Maria Dueñas’ second novel

Behind the novels by E.L. James, Ken Follet, and one about vampires, Dueñas second novel holds the sixth position on this week’s Fnac’s best-seller list of Spanish-language books.

The publisher’s description on amazon.es reads like is this:

A shining novel, a tribute to second chances, reconciliation and reconstruction. The reunion with the author who fascinated us between seamstresses [hint at the Spanish title of her first novel, The Time in Between] and who seduces us again with an unforgettable mission. Unable to recompose her own broken pieces, the professor Blanca Perea desperately accepts what she thinks will be a tedious academic project. Her personal stability collapsed, her marriage crashed.
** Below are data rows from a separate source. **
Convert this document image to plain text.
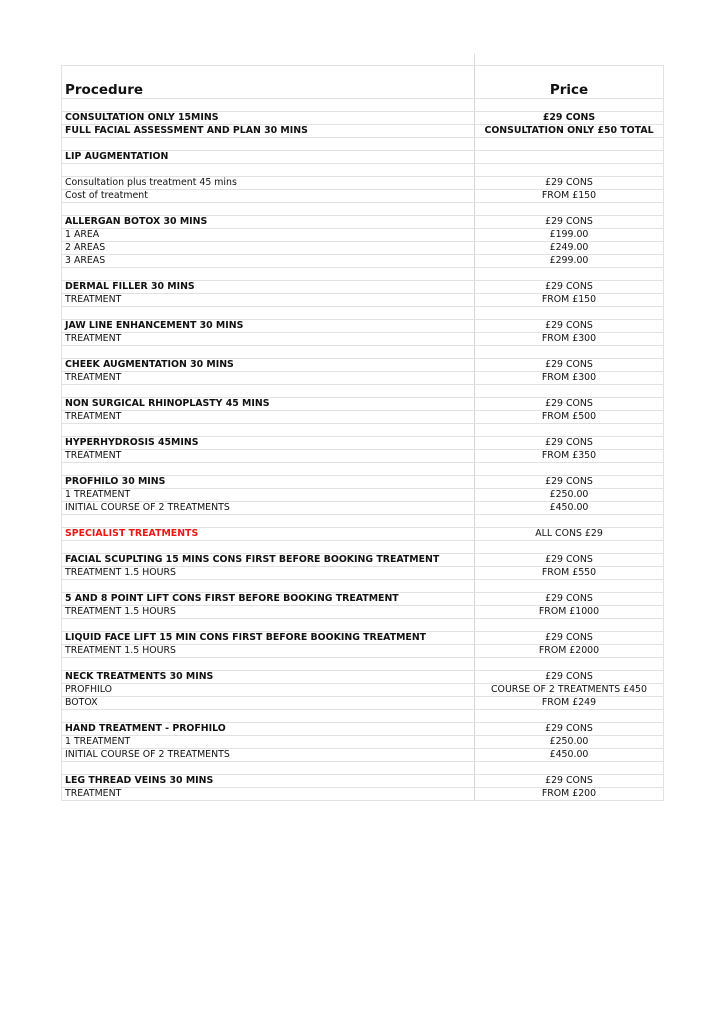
Procedure	Price

CONSULTATION ONLY 15MINS	£29 CONS
FULL FACIAL ASSESSMENT AND PLAN 30 MINS	CONSULTATION ONLY £50 TOTAL

LIP AUGMENTATION	

Consultation plus treatment 45 mins	£29 CONS
Cost of treatment	FROM £150

ALLERGAN BOTOX 30 MINS	£29 CONS
1 AREA	£199.00
2 AREAS	£249.00
3 AREAS	£299.00

DERMAL FILLER 30 MINS	£29 CONS
TREATMENT	FROM £150

JAW LINE ENHANCEMENT 30 MINS	£29 CONS
TREATMENT	FROM £300

CHEEK AUGMENTATION 30 MINS	£29 CONS
TREATMENT	FROM £300

NON SURGICAL RHINOPLASTY 45 MINS	£29 CONS
TREATMENT	FROM £500

HYPERHYDROSIS 45MINS	£29 CONS
TREATMENT	FROM £350

PROFHILO 30 MINS	£29 CONS
1 TREATMENT	£250.00
INITIAL COURSE OF 2 TREATMENTS	£450.00

SPECIALIST TREATMENTS	ALL CONS £29

FACIAL SCUPLTING 15 MINS CONS FIRST BEFORE BOOKING TREATMENT	£29 CONS
TREATMENT 1.5 HOURS	FROM £550

5 AND 8 POINT LIFT CONS FIRST BEFORE BOOKING TREATMENT	£29 CONS
TREATMENT 1.5 HOURS	FROM £1000

LIQUID FACE LIFT 15 MIN CONS FIRST BEFORE BOOKING TREATMENT	£29 CONS
TREATMENT 1.5 HOURS	FROM £2000

NECK TREATMENTS 30 MINS	£29 CONS
PROFHILO	COURSE OF 2 TREATMENTS £450
BOTOX	FROM £249

HAND TREATMENT - PROFHILO	£29 CONS
1 TREATMENT	£250.00
INITIAL COURSE OF 2 TREATMENTS	£450.00

LEG THREAD VEINS 30 MINS	£29 CONS
TREATMENT	FROM £200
Confused and devastated, flight to the insignificant Californian university of Santa Cecilia is her only option. The campus where she ends up results a lot more attractive than thought; it is being agitated by a civic movement against the destruction of a legendary landscape with the aim of building a shopping center there. And her academic project, the catalogization of her fellow Spaniard Andrés Fontana, who has been dead for decades, is not as unsubstantial as it looked. As she works on expanding the memory of this forgotten hispanist, Daniel Carter,  an experienced and attractive American colleague of hers who does not hold the position he should, gets closer to the protagonist. Placed between these two men, one through his posthumous testimonies and the other through his growing involvement, Blanca will see herself drawn into a framework of found feelings, buried intrigues, and doors that haven’t been closed totally. Why did not anybody care to rescue the work Andrés Fontana left when he died? Why, after thirty years, does someone have an interest that finally all that gets known? What does all the old hispanist’s unfinished work have to do with the things going on at Santa Cecilia in the present? What did motivate him to take the dust off the untold history of the Camino Real‘s missions? Before finding the answers, Blanca still has to understand a lot.

28 readers have left their opinion on Amazon (visited on Nov. 8). They had all been fascinated by Dueñas first novel and now had read the second. They are split  in opposing halves. 14 like the novel, and the other 14 do not like it at all. The highest ranked reader review says that it seems to be written in a haste. We have to wait and see if English language readers will get a chance to judge for themselves.